On Thursday, a government investigation panel said that Halliburton might have played an important role in the April explosion of the Deepwater Horizon platform in the Gulf of Mexico by supplying cement that the company knew was unstable to BP, which used it to seal the well. Halliburton has repeatedly blamed BP, the owner of the well, of failing to test the cement and making other errors that led to the accident, which killed 11 people and spewed millions of barrels of crude oil into the gulf.

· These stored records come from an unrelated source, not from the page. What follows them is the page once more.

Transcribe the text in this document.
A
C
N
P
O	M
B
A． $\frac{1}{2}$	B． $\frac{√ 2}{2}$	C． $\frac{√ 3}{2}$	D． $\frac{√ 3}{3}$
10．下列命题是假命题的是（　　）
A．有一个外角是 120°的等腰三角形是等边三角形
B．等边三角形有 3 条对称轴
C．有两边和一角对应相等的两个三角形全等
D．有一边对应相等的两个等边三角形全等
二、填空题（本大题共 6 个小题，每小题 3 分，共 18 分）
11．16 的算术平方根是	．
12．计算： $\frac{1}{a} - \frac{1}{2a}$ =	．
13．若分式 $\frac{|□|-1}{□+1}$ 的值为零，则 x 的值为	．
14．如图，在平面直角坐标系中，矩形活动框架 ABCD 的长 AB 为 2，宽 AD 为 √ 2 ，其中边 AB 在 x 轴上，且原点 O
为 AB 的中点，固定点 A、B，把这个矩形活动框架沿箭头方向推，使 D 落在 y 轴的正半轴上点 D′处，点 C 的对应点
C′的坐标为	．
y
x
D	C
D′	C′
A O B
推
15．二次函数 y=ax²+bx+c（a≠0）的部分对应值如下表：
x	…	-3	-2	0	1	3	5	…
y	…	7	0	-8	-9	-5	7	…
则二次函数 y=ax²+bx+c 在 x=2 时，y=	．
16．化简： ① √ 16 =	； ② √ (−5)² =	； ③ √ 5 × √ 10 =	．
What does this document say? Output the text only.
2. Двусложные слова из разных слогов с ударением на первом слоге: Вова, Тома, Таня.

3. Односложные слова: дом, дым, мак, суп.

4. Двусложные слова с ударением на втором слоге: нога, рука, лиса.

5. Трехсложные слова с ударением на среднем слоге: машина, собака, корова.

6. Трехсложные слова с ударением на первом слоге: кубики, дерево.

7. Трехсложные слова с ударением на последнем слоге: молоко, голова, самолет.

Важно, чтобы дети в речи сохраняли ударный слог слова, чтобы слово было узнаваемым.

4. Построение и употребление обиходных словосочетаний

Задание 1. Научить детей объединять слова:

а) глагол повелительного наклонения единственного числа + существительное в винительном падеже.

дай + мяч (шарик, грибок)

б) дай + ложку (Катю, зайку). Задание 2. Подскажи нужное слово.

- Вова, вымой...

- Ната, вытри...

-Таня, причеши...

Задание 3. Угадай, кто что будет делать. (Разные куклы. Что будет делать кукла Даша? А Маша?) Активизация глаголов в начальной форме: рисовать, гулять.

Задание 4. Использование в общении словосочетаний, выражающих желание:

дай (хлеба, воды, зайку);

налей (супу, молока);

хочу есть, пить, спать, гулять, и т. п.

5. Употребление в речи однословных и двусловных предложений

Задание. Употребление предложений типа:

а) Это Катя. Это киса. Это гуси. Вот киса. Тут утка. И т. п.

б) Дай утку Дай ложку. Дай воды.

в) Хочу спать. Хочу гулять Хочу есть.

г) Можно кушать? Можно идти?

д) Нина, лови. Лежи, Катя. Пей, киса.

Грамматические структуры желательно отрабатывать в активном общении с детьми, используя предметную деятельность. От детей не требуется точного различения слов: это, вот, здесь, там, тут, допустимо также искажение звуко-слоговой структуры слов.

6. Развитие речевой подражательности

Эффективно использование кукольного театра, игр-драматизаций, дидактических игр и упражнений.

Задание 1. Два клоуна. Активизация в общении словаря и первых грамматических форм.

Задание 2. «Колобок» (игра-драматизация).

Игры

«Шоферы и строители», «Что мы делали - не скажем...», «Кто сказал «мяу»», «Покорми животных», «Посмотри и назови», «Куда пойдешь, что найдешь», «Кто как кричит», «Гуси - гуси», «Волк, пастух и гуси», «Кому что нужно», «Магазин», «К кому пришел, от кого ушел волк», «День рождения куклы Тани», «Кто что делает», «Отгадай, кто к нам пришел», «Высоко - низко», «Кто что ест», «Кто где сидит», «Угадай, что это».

“Halliburton has a history of walking on the energy high beam without a net,” said Chris Ruppel, managing director of capital markets at Execution Noble, an international investment bank. “Because they have been very aggressive, working on very high-profile types of projects, when anything goes wrong, they will be front and center.”
The company, which was led by former Vice President Dick Cheney from 1995 to 2000, has drawn repeated fire for some of its past actions, mostly involving its Kellogg Brown & Root subsidiary, which it finished selling in 2007. Last year, for example, Halliburton and KBR agreed to pay $579 million to settle charges brought by the Justice Department and the Securities and Exchange Commission in connection with bribes that KBR had paid to top Nigerian officials over a decade. The companies still face criminal liability in Nigeria over the episode, which involved contracts to build a liquefied natural gas complex.